そのときの、夕方から夜に向かう時間の空は少しずつ色合いを変え始めていて、見ている目の前でゆっくりと駐車場を照らす照明が点灯しはじめた。僕はそのとき、そういったさまざまな出来事すべてを、いま天の視点から見下ろすことができているような気がした。昨日退院した隣のベッドにいた小学生の子は、今頃見下ろしている下の地面のどこかで普通に暮らしていて、それと同時に、佐々野さんも赤ちゃんを抱いて自分の家に帰ろうとしていて、それぞれの世界とぞれぞれの時間がすべて遠いところで水が流れるように進んでいくのを感じた。バスが来て、何人かの人がバスに乗り込んで、そのバスが行ってしまってからは、またさらに、全然別の違う車が、行ったり来たりしていた。

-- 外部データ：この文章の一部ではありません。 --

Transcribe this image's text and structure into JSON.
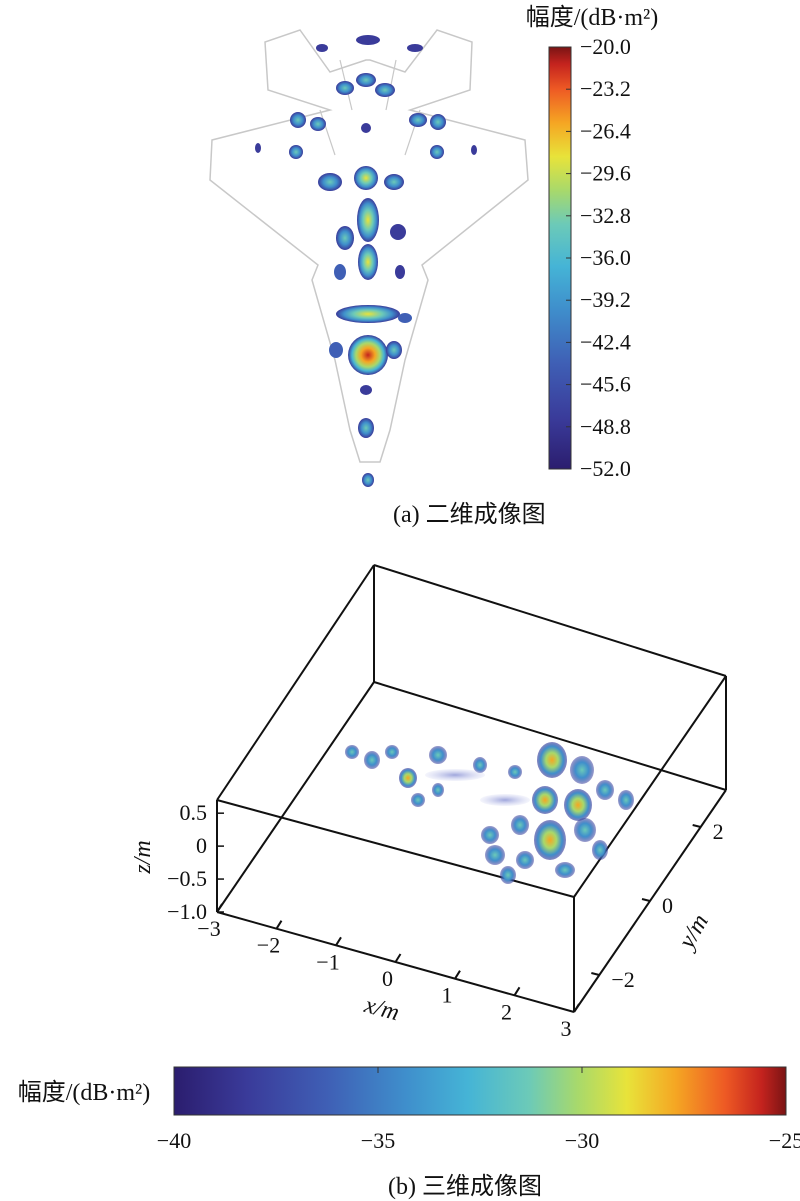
{
  "panel_a": {
    "caption": "(a) 二维成像图",
    "colorbar_title": "幅度/(dB·m²)",
    "colorbar_ticks": [
      "−20.0",
      "−23.2",
      "−26.4",
      "−29.6",
      "−32.8",
      "−36.0",
      "−39.2",
      "−42.4",
      "−45.6",
      "−48.8",
      "−52.0"
    ]
  },
  "panel_b": {
    "caption": "(b) 三维成像图",
    "colorbar_title": "幅度/(dB·m²)",
    "colorbar_ticks": [
      "−40",
      "−35",
      "−30",
      "−25"
    ],
    "x_label": "x/m",
    "y_label": "y/m",
    "z_label": "z/m",
    "x_ticks": [
      "−3",
      "−2",
      "−1",
      "0",
      "1",
      "2",
      "3"
    ],
    "y_ticks": [
      "2",
      "0",
      "−2"
    ],
    "z_ticks": [
      "0.5",
      "0",
      "−0.5",
      "−1.0"
    ]
  },
  "colormap": [
    "#2b1d6e",
    "#3a3b9a",
    "#3f5fb5",
    "#3f8fcc",
    "#45b4d6",
    "#6ccab8",
    "#a8d96b",
    "#e8e33a",
    "#f5a623",
    "#ee5a24",
    "#c4231e",
    "#7a1414"
  ],
  "chart_data": [
    {
      "type": "heatmap",
      "title": "(a) 二维成像图",
      "colorbar_label": "幅度/(dB·m²)",
      "color_range": [
        -52.0,
        -20.0
      ],
      "colorbar_ticks": [
        -20.0,
        -23.2,
        -26.4,
        -29.6,
        -32.8,
        -36.0,
        -39.2,
        -42.4,
        -45.6,
        -48.8,
        -52.0
      ]
    },
    {
      "type": "scatter",
      "title": "(b) 三维成像图",
      "xlabel": "x/m",
      "ylabel": "y/m",
      "zlabel": "z/m",
      "xlim": [
        -3,
        3
      ],
      "ylim": [
        -3,
        3
      ],
      "zlim": [
        -1.0,
        0.5
      ],
      "x_ticks": [
        -3,
        -2,
        -1,
        0,
        1,
        2,
        3
      ],
      "y_ticks": [
        -2,
        0,
        2
      ],
      "z_ticks": [
        -1.0,
        -0.5,
        0,
        0.5
      ],
      "colorbar_label": "幅度/(dB·m²)",
      "color_range": [
        -40,
        -25
      ],
      "colorbar_ticks": [
        -40,
        -35,
        -30,
        -25
      ]
    }
  ]
}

その日の夜はいつもよりも静かで寂しく、病院に自分ひとりしかいない様な感じがした。もし佐々野さんが夜勤であってくれたら、僕は佐々野さんが見回りに来る十二時までは起きていようとしただろうが。僕の描いた絵を一度見てもらえば良かったとも思っていた。しかしその頃僕は自信をもって人に見せられるような絵など一枚だって描いてなかったようにも思うのだが。


僕には生きる目的がないとも思った。孤独を誇りに思ってさえいた僕だが、しかしふとしたときに大きな空しさに包まれたものだ。しかし結局、こうしてそのときの気分を書き記しておくのを、続けることだけは続けようとは思った。


十月からはまた学校へ通う日々が戻ってきた。そしてまたいつもの日常を繰り返している。